The all-new 2011 Quest is totally redesigned. It’s nothing like the prior generation. It’s tall, large and less galactic. Nissan says the polarizing style of the older models scared off many. The new Quest takes you back to the basics of what one would originally envision a minivan to look like. Definitely more rectangular with a rear that reminds me of the Nissan Cube.
The new Quest is fundamentally the same length as its competitors but does sit higher since the seats fold flat, but atop of the floorboard and not within as did the rear bench seat in the prior model. Now the seats can be laid flat to haul larger items without the worry of manually removing them like in the Honda Odyssey. A massive storage area is hidden behind the 3rd row. There’s also a one-touch switch for the seats as well as the doors and tailgate. Furthermore, Nissan equipped the Quest with humongous side view mirrors, Xenon headlights, fog lights, power windows, roof rails of course, a standard rear roof spoiler, and dual sunroofs that open independently of each other.
The Quest has a very close relationship with the Maxima, Altima and Murano. It shares the same platform as well as Nissan’s venerable 3.5-liter V6 engine, allowing it the performance and great turn radius as the sedans. This front-wheel drive only minivan features the Xtronic CVT V6 with Adaptive Shift Control that offers 253 horsepower and 236 lb-ft of torque. Does it feel good? Yes. Highway and city driving felt very adequate for a vehicle of its size. Mileage is estimated at 18/24 city/highway.

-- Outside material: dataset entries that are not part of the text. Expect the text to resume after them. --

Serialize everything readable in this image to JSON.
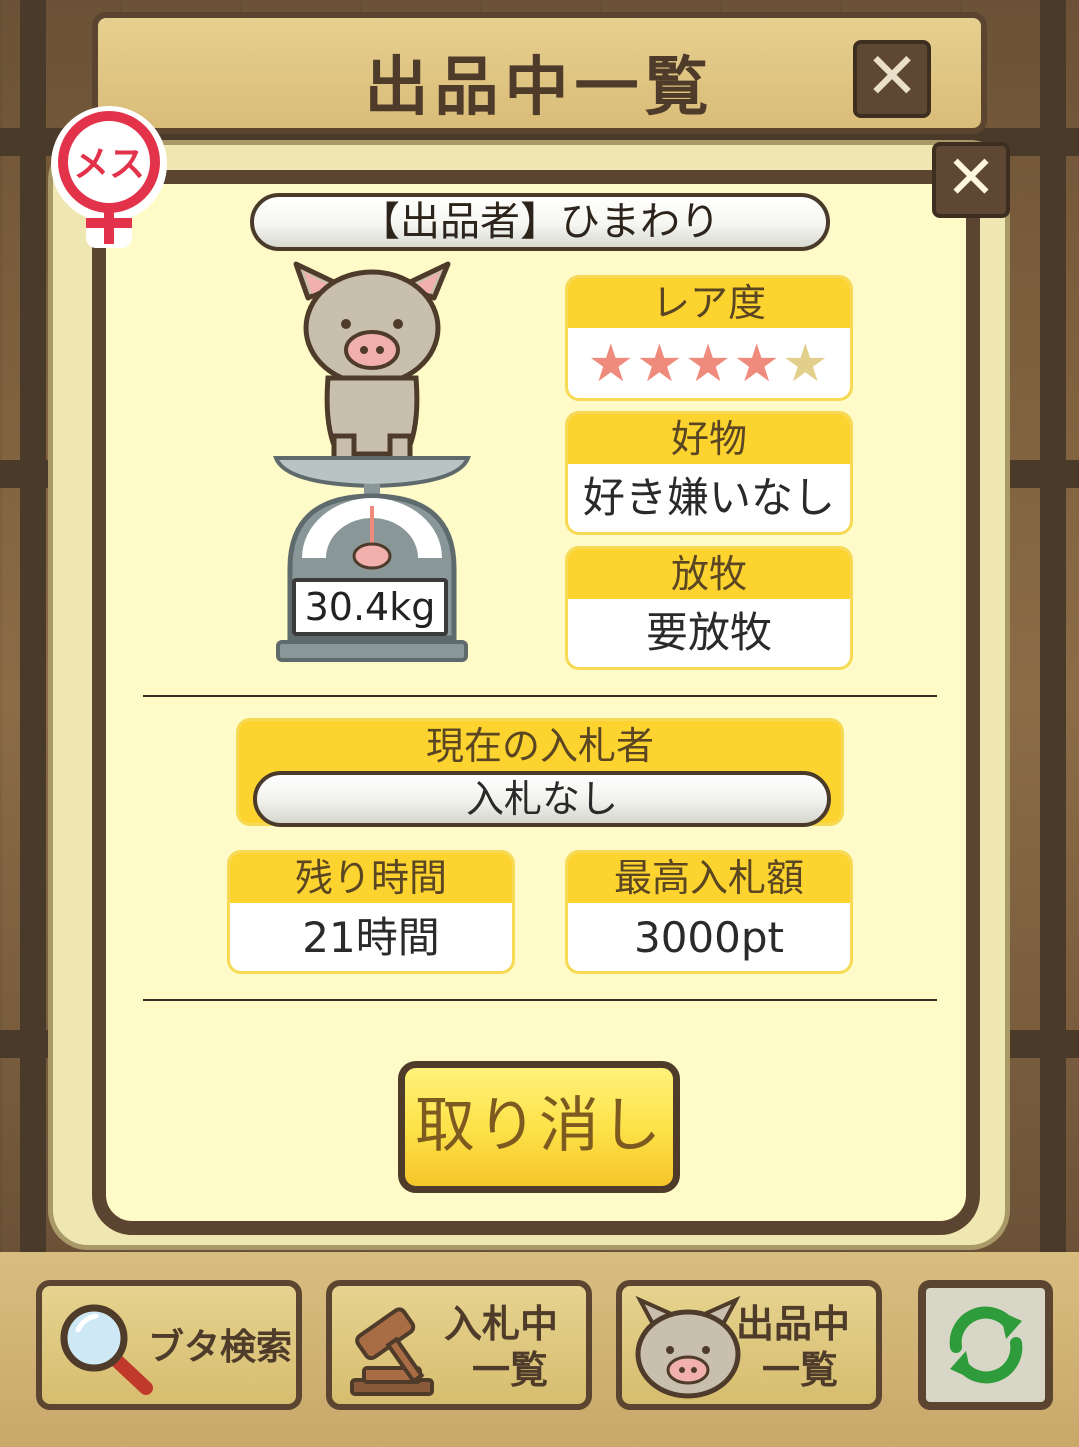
{
  "header": {
    "title": "出品中一覧",
    "close_label": "✕"
  },
  "dialog": {
    "close_label": "✕",
    "gender_badge": "メス",
    "seller": "【出品者】ひまわり",
    "weight": "30.4kg",
    "rarity": {
      "label": "レア度",
      "stars_filled": 4,
      "stars_total": 5,
      "filled_color": "#ef8b7d",
      "empty_color": "#e3cf8c"
    },
    "favorite": {
      "label": "好物",
      "value": "好き嫌いなし"
    },
    "grazing": {
      "label": "放牧",
      "value": "要放牧"
    },
    "bidder": {
      "label": "現在の入札者",
      "value": "入札なし"
    },
    "remaining": {
      "label": "残り時間",
      "value": "21時間"
    },
    "max_bid": {
      "label": "最高入札額",
      "value": "3000pt"
    },
    "cancel_label": "取り消し"
  },
  "bottom_nav": {
    "search_label": "ブタ検索",
    "bidding_line1": "入札中",
    "bidding_line2": "一覧",
    "listing_line1": "出品中",
    "listing_line2": "一覧"
  },
  "colors": {
    "accent_yellow": "#fcd32f",
    "frame_brown": "#5b4530",
    "panel_cream": "#fffbc8",
    "female_red": "#e2334a"
  }
}
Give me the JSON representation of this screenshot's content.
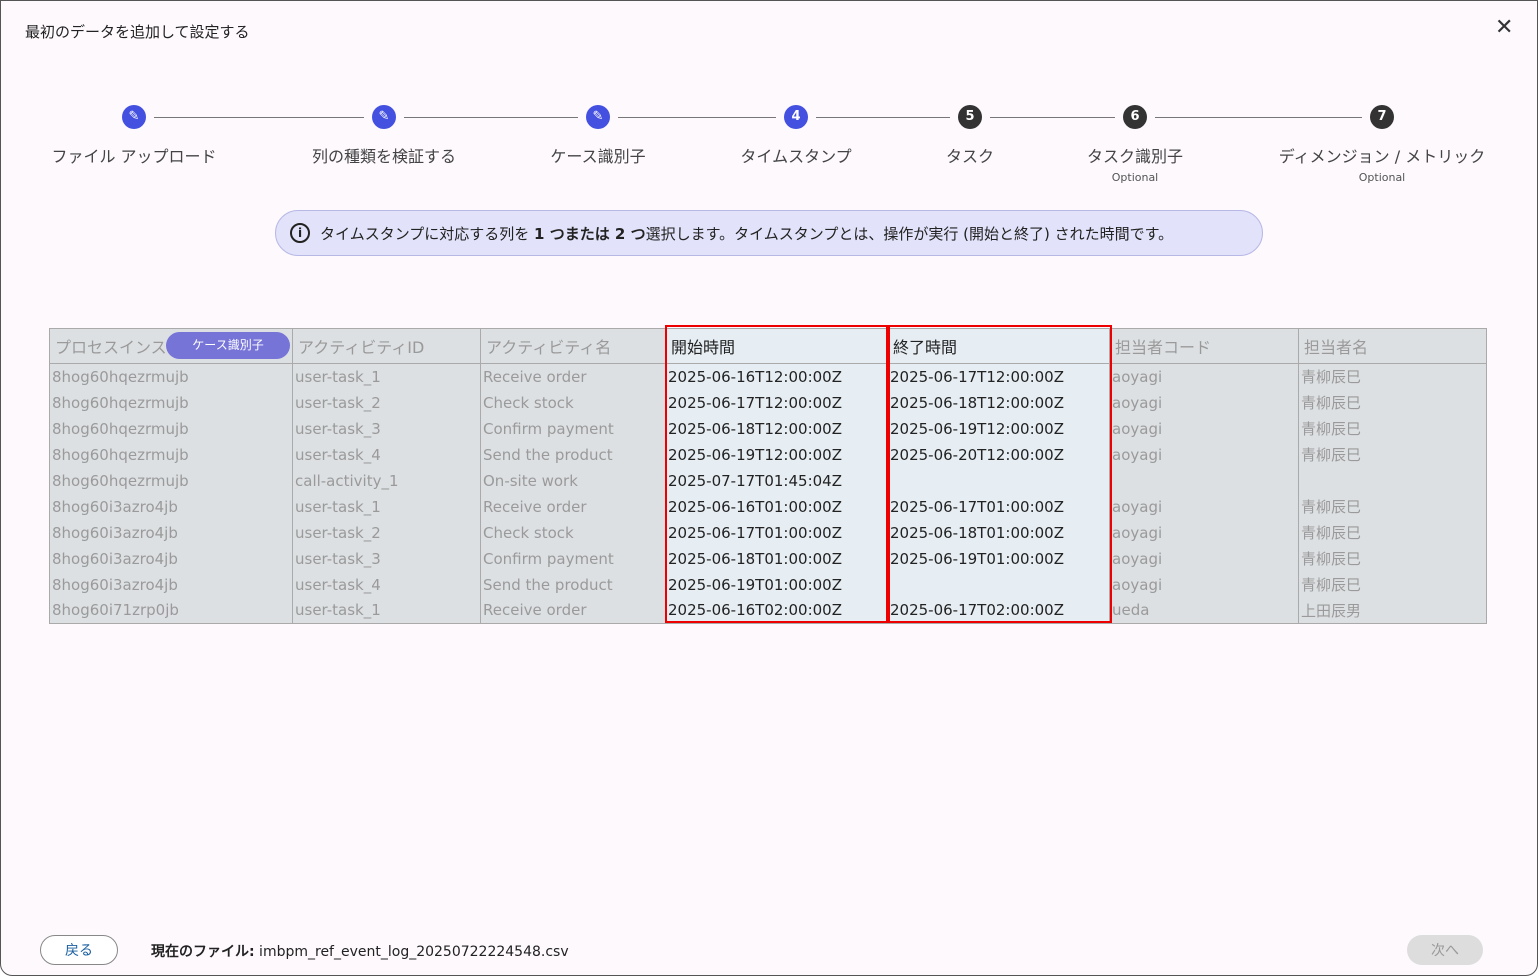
{
  "title": "最初のデータを追加して設定する",
  "steps": [
    {
      "num": "1",
      "label": "ファイル アップロード",
      "state": "done",
      "optional": ""
    },
    {
      "num": "2",
      "label": "列の種類を検証する",
      "state": "done",
      "optional": ""
    },
    {
      "num": "3",
      "label": "ケース識別子",
      "state": "done",
      "optional": ""
    },
    {
      "num": "4",
      "label": "タイムスタンプ",
      "state": "cur",
      "optional": ""
    },
    {
      "num": "5",
      "label": "タスク",
      "state": "todo",
      "optional": ""
    },
    {
      "num": "6",
      "label": "タスク識別子",
      "state": "todo",
      "optional": "Optional"
    },
    {
      "num": "7",
      "label": "ディメンジョン / メトリック",
      "state": "todo",
      "optional": "Optional"
    }
  ],
  "info": {
    "pre": "タイムスタンプに対応する列を ",
    "bold": "1 つまたは 2 つ",
    "post": "選択します。タイムスタンプとは、操作が実行 (開始と終了) された時間です。"
  },
  "table": {
    "badge": "ケース識別子",
    "columns": [
      "プロセスインス",
      "アクティビティID",
      "アクティビティ名",
      "開始時間",
      "終了時間",
      "担当者コード",
      "担当者名"
    ],
    "selected": [
      3,
      4
    ],
    "rows": [
      [
        "8hog60hqezrmujb",
        "user-task_1",
        "Receive order",
        "2025-06-16T12:00:00Z",
        "2025-06-17T12:00:00Z",
        "aoyagi",
        "青柳辰巳"
      ],
      [
        "8hog60hqezrmujb",
        "user-task_2",
        "Check stock",
        "2025-06-17T12:00:00Z",
        "2025-06-18T12:00:00Z",
        "aoyagi",
        "青柳辰巳"
      ],
      [
        "8hog60hqezrmujb",
        "user-task_3",
        "Confirm payment",
        "2025-06-18T12:00:00Z",
        "2025-06-19T12:00:00Z",
        "aoyagi",
        "青柳辰巳"
      ],
      [
        "8hog60hqezrmujb",
        "user-task_4",
        "Send the product",
        "2025-06-19T12:00:00Z",
        "2025-06-20T12:00:00Z",
        "aoyagi",
        "青柳辰巳"
      ],
      [
        "8hog60hqezrmujb",
        "call-activity_1",
        "On-site work",
        "2025-07-17T01:45:04Z",
        "",
        "",
        ""
      ],
      [
        "8hog60i3azro4jb",
        "user-task_1",
        "Receive order",
        "2025-06-16T01:00:00Z",
        "2025-06-17T01:00:00Z",
        "aoyagi",
        "青柳辰巳"
      ],
      [
        "8hog60i3azro4jb",
        "user-task_2",
        "Check stock",
        "2025-06-17T01:00:00Z",
        "2025-06-18T01:00:00Z",
        "aoyagi",
        "青柳辰巳"
      ],
      [
        "8hog60i3azro4jb",
        "user-task_3",
        "Confirm payment",
        "2025-06-18T01:00:00Z",
        "2025-06-19T01:00:00Z",
        "aoyagi",
        "青柳辰巳"
      ],
      [
        "8hog60i3azro4jb",
        "user-task_4",
        "Send the product",
        "2025-06-19T01:00:00Z",
        "",
        "aoyagi",
        "青柳辰巳"
      ],
      [
        "8hog60i71zrp0jb",
        "user-task_1",
        "Receive order",
        "2025-06-16T02:00:00Z",
        "2025-06-17T02:00:00Z",
        "ueda",
        "上田辰男"
      ]
    ]
  },
  "footer": {
    "back": "戻る",
    "file_label": "現在のファイル:",
    "file_name": " imbpm_ref_event_log_20250722224548.csv",
    "next": "次へ"
  }
}
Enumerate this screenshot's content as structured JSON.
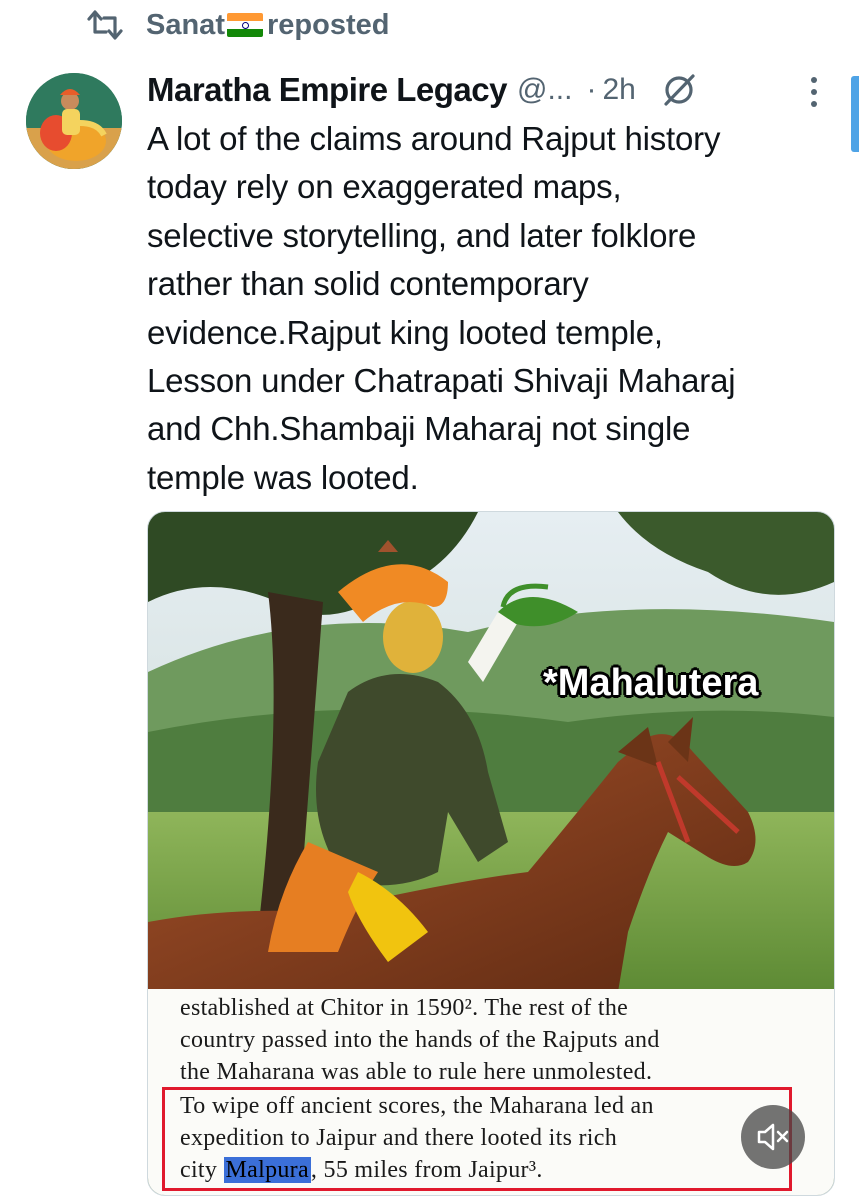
{
  "repost": {
    "icon": "repost-icon",
    "user": "Sanat",
    "flag": "india-flag-emoji",
    "label": "reposted"
  },
  "post": {
    "author_name": "Maratha Empire Legacy",
    "author_handle": "@...",
    "separator": "·",
    "time": "2h",
    "text_lines": [
      "A lot of the claims around Rajput history",
      "today rely on exaggerated maps,",
      "selective storytelling, and later folklore",
      "rather than solid contemporary",
      "evidence.Rajput king looted temple,",
      "Lesson under Chatrapati Shivaji Maharaj",
      "and Chh.Shambaji Maharaj not single",
      "temple was looted."
    ]
  },
  "media": {
    "caption": "*Mahalutera",
    "document_lines": [
      "established at Chitor in 1590². The rest of the",
      "country passed into the hands of the Rajputs and",
      "the Maharana was able to rule here unmolested.",
      "To wipe off ancient scores, the Maharana led an",
      "expedition to Jaipur and there looted its rich",
      "city",
      "Malpura",
      ", 55 miles from Jaipur³."
    ],
    "mute_icon": "volume-muted-icon"
  },
  "colors": {
    "secondary_text": "#536471",
    "highlight_box": "#e0192d",
    "text_highlight": "#3b6fd8"
  }
}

So let’s go inside where these vehicles excel. The seats are probably the number one determinant when narrowing down what minivan to buy. They need to be easily configurable, and of course fold flat for flexibility. The Quest’s 7-passenger standard seating passes with flying colors. Rear seats are also theater configured so back seat drivers can see above second row passengers. I label the Quest as a 6-passnger because I don’t envision three people squeezing in the claustrophobic third row. The second row consists of two buckets seats with armrests and a removable center console. New features include Quick Comfort heated leather seats, 16 cup holders, 11” DVD screen, Bose 13-speaker audio system, and available RearView Monitor. Up front the center stack is less space cadet and more formal, like most minivans where the shifter moves up and down. Technology enhancements include incredible graphics for the navigation which run off an 8” screen, Bluetooth, 120V AC outlet, 9.3 gig Music Box hard drive and much more.
How safe is it? The Quest is bred with 6 standard airbags, vehicle dynamic control with traction control system, active front headrests, tire pressure management system, blind spot warning system, and ABS with brake assist and electronic brakeforce distribution. This should be enough for any parent’s natural instinct for protecting their children from harm.
Four different trim levels are available for the Quest with each featuring a mixture of the aforementioned amenities and conveniences. With seven hues to choose from — S, SV, SL, and LE models start at $27,750 and top out at $41,350. I especially like the 18” wheels that come with the SL and LE trims. Three option packages can be added for enhancement. Expect to see vehicles in dealers late January, 2011.
Yes folks, while many auto makers are leaving the unique minivan market, the Nissan Quest is still in the game.